Selon la circulaire, il faudra désormais attendre que les personnes concernées soient en âge de décider si elles désirent ou non avoir recours à une opération (l’âge en question n’est pas spécifié dans le texte). «Autrefois, il était très courant que ces enfants subissent une intervention chirurgicale au moment de la naissance, et de décider presque au hasard du sexe de la personne, ce qui entrainait de graves problèmes, quand des erreurs ont été faites», explique Paula Dinamarca, militante trans à l’organisation Movimiento de Integración y Liberación Homosexual (Movilh). La circulaire a été signée par le sous-secrétaire de la santé publique Jaime Burrows Oyarzún et Gisela Alarcon, sous-secrétaire des réseaux d’aide sociale.
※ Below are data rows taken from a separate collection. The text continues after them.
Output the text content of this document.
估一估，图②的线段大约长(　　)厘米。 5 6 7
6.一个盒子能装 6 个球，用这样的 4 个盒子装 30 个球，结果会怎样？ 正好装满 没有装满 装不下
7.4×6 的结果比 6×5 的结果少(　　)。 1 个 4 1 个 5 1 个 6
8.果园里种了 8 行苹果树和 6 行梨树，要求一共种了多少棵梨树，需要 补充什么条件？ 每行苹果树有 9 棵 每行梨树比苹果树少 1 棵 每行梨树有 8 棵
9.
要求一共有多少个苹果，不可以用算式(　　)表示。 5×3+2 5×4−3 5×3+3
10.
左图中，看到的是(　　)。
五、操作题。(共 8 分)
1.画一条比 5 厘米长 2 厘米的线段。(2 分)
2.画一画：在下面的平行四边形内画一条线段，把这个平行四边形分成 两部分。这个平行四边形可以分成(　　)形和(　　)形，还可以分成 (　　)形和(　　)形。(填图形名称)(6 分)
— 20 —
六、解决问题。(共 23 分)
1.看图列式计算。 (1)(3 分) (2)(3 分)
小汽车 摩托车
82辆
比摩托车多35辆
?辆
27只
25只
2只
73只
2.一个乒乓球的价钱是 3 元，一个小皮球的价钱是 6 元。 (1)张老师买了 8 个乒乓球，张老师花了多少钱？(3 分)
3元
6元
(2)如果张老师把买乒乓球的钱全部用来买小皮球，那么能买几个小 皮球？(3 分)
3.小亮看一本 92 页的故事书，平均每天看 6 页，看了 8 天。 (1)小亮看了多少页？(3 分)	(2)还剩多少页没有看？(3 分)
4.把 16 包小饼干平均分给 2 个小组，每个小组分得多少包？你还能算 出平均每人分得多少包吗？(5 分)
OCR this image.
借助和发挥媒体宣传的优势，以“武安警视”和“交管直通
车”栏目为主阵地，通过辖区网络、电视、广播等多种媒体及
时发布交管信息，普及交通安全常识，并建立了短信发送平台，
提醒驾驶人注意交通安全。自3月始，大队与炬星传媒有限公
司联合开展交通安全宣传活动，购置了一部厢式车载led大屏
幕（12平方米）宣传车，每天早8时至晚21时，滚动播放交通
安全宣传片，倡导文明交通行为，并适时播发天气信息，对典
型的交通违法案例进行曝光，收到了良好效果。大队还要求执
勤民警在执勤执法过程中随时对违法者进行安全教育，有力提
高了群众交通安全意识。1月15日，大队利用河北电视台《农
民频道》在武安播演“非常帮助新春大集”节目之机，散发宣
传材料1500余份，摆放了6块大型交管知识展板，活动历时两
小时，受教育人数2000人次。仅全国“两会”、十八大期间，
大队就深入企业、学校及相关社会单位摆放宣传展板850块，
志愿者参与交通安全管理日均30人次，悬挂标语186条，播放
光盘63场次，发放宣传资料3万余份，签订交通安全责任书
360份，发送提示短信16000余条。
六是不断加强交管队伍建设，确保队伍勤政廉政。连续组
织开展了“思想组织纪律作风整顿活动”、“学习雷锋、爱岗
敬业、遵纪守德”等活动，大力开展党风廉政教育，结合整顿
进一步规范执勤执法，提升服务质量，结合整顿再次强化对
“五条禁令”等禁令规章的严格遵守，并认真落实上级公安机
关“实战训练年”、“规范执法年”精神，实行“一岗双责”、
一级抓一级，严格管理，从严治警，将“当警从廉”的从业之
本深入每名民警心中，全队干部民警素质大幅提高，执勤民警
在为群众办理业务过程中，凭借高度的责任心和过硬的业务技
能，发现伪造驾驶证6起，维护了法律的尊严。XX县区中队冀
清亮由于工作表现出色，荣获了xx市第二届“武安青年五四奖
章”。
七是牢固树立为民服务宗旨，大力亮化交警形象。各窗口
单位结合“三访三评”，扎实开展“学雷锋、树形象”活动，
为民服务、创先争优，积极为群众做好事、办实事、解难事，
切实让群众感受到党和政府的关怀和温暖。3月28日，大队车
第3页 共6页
Avant cette circulaire du Chili, Malte était le seul pays à avoir légiféré sur le droit des personnes intersexes à disposer de leur corps grâce à la loi votée en avril 2015. Cette mesure prévoit l’interdiction des traitements «non-nécessaires d’un point de vue médical sur les caractéristiques sexuelles d’une personne» sans son consentement éclairé, et permet aux parents de ne pas préciser immédiatement le sexe de l’enfant lors de la naissance.

LA FRANCE CONCERNEE 
Plusieurs instances internationales ont déjà pris la mesure des discriminations et des violences que subissent les personnes intersexes et appellent les Etats à mettre en œuvre une réelle protection. En juin 2014, c’est par exemple l’Onu qui a condamné officiellement la pratique de la stérilisation forcée à l’encontre des personnes trans et intersexes, et fait état de violations graves des droits humains et fondamentaux. La France est concernée par cette mise en garde, car elle ne prévoit à ce jour aucune interdiction des mutilations sexuelles, ni aucune protection pour les personnes intersexes, même si une période pouvant aller jusqu’à trois ans est autorisée dans les cas de naissances de bébés intersexes. Cependant, par manque d’informations et souvent poussés par le corps médical, les parents ont tendance à «assigner leur enfant à un sexe/genre ou à un autre le plus vite possible», indique un rapport du Commissaire aux droits de l’Homme publié en mai 2015. En octobre dernier, une personne intersexe a toutefois obtenu de la justice le droit de faire figurer sur son acte de naissance la mention «sexe neutre». Une victoire à titre individuel, mais qui pourrait avoir des conséquences, comme le signalait alors à Yagg Vincent Guillot de l’Organisation internationale intersexe (OII): «Cela met fin au prétexte avancé par les médecins pour justifier les mutilations chirurgicales.»